Historically Black colleges and universities, which produce about half of all Black teachers, and other minority-serving institutions on the whole, are doing incredible work in this area. They’re graduating higher percentages of their enrollees and get higher marks for the quality of those teachers that they launch into the field compared with other teacher preparation programs.
However, too many of our minority-serving institutions operate on a knife’s edge financially—with lagging public financial backing and comparatively small endowments to advance their work.
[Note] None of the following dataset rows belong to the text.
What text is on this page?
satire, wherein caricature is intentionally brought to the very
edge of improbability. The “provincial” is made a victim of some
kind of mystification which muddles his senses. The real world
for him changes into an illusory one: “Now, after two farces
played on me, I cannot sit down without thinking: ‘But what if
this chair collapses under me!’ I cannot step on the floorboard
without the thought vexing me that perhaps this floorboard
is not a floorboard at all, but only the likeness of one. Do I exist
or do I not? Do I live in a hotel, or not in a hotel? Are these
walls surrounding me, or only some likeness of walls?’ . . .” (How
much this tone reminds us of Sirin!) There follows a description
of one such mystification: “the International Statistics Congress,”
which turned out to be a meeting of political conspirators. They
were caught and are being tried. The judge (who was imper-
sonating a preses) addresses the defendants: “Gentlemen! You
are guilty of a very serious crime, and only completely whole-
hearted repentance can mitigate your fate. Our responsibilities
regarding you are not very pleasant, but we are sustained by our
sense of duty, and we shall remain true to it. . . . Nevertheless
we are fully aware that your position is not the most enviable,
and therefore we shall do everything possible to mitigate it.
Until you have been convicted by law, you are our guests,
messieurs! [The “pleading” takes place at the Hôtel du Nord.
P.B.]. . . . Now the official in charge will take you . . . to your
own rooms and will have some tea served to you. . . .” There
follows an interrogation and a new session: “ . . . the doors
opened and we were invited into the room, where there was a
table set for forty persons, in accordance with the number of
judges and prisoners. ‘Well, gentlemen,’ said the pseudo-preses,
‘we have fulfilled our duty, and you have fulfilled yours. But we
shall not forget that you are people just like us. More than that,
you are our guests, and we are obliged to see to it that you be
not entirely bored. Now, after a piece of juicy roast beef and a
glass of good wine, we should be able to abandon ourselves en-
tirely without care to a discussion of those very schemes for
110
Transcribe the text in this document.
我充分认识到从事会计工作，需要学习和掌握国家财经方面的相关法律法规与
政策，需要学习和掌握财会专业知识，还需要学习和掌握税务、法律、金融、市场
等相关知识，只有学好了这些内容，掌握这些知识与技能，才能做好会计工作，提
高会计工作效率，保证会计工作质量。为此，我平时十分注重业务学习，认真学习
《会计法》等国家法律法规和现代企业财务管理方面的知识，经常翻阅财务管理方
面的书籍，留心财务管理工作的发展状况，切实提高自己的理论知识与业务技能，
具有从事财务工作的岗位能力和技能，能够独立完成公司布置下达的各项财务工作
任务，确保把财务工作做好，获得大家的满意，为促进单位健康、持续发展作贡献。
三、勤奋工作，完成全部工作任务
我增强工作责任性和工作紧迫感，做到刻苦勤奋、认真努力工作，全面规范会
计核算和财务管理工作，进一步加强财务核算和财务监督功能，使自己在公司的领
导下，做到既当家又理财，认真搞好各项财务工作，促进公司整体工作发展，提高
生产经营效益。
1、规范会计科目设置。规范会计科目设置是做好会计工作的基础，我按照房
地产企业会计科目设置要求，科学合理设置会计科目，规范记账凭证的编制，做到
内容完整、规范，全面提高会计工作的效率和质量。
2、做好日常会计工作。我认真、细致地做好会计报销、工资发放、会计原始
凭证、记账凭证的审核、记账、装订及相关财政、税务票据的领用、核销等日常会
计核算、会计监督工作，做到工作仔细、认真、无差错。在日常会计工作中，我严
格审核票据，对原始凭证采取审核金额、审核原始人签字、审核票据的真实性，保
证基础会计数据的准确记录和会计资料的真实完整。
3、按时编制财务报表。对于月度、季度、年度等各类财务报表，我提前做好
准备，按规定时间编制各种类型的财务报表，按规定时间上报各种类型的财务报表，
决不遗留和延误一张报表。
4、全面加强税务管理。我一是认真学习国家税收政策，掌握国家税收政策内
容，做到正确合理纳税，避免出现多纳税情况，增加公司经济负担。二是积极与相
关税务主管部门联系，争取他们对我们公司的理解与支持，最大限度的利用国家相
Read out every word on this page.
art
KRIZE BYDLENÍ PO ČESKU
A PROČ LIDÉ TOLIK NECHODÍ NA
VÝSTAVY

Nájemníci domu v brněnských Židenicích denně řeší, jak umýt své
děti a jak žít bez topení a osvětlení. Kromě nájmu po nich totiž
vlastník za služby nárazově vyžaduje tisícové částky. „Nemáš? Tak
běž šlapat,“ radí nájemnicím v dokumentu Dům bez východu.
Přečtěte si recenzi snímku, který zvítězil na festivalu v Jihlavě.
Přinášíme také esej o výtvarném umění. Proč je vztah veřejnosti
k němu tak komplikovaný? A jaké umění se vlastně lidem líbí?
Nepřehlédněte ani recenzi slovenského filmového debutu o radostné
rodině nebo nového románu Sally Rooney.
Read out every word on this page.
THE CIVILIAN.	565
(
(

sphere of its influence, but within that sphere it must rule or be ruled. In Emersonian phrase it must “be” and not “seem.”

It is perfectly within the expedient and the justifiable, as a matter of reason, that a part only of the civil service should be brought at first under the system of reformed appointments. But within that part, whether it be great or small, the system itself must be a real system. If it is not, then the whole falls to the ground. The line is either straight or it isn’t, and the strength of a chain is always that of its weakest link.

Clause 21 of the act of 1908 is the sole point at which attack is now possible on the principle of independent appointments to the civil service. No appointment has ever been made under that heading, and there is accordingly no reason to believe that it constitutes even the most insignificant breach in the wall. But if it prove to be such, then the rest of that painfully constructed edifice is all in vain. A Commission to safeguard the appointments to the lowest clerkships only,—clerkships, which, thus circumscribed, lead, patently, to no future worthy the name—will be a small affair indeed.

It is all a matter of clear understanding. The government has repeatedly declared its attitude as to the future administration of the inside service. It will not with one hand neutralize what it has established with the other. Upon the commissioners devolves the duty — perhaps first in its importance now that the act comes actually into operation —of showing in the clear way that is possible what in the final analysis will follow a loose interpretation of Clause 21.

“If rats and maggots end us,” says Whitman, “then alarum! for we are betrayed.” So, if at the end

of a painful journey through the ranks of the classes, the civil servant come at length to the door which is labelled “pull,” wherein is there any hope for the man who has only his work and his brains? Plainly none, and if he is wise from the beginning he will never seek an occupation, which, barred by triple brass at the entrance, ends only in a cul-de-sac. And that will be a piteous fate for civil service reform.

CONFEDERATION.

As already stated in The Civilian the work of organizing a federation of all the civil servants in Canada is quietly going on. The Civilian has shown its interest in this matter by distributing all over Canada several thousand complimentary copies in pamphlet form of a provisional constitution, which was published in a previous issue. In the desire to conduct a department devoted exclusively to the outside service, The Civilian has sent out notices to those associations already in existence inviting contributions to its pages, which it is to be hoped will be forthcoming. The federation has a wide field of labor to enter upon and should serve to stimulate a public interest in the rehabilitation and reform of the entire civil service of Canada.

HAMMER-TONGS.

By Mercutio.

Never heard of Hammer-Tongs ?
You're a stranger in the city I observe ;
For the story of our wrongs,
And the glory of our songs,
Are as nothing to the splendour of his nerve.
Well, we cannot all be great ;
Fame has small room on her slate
So 70 years post-Brown, the state of Black and brown education is not anywhere close to the vision that Thurgood Marshall likely held as he fought the good fight. If we want to achieve that vision—one where Black and brown children are afforded the same high-quality education that their white peers are now more likely to receive—it’s well past time to provide the resources the schools of Black and brown communities need. We must support also the institutions that are at the vanguard of providing the educators that are key to their success.
Only through concerted efforts to rectify historical injustices and invest in the educational futures of all students can we truly honor the noble intentions, if not true legacy, of Brown.